Last friday Muness pointed out to me a blaring problem with the Ruby version that is packaged with Ubuntu 7.10. It seems as though the packaged version you get with apt is 1.8.6-p36. This is not good, and is certainly not production ready. Now you're thinking to yourself "ok, I will just uninstall the packaged version and compile my own version". I always recommend against that whenever you can avoid it. Using the package manager that comes with your OS is always the best way to handle software for a number of reasons. The most important being updates and fixes are pushed to you and it's easy to update. Since I prefer using this method for installing software I took the liberty of re-packaging ruby for Ubuntu 7.10. I created all the possible ruby packages for both i386 (32-bit) and x64 (64bit intel / amd) versions of Ubuntu.
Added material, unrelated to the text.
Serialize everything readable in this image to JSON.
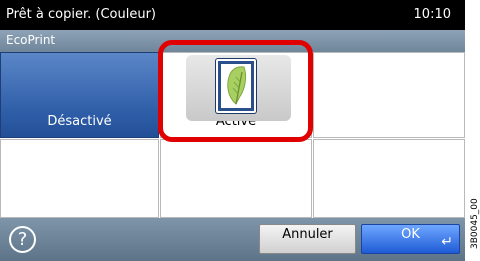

You can grab the tarballs respectively:

http://opensource.thinkrelevance.com/browser/system/ubuntu/ruby/i386/ruby1.8-ubuntu-i386.tar.bz2
http://opensource.thinkrelevance.com/browser/system/ubuntu/ruby/x64/ruby1.8-ubuntu-x64.tar.bz2
Once you have the packages install them like so:

% tar -xvjf ruby1.8-ubuntu-(arch).tar.bz2
% cd debs
% sudo dpkg -i *
This will install all of the packages for you. If you have the other versions installed it will simply replace them with the new hotness. If you don't want all the packages you can pick and choose which ones you want just substituting the * with the full package name. Once you have done this you will have a real production ready version of ruby on your server and can feel a little bit better about your application's run-ability.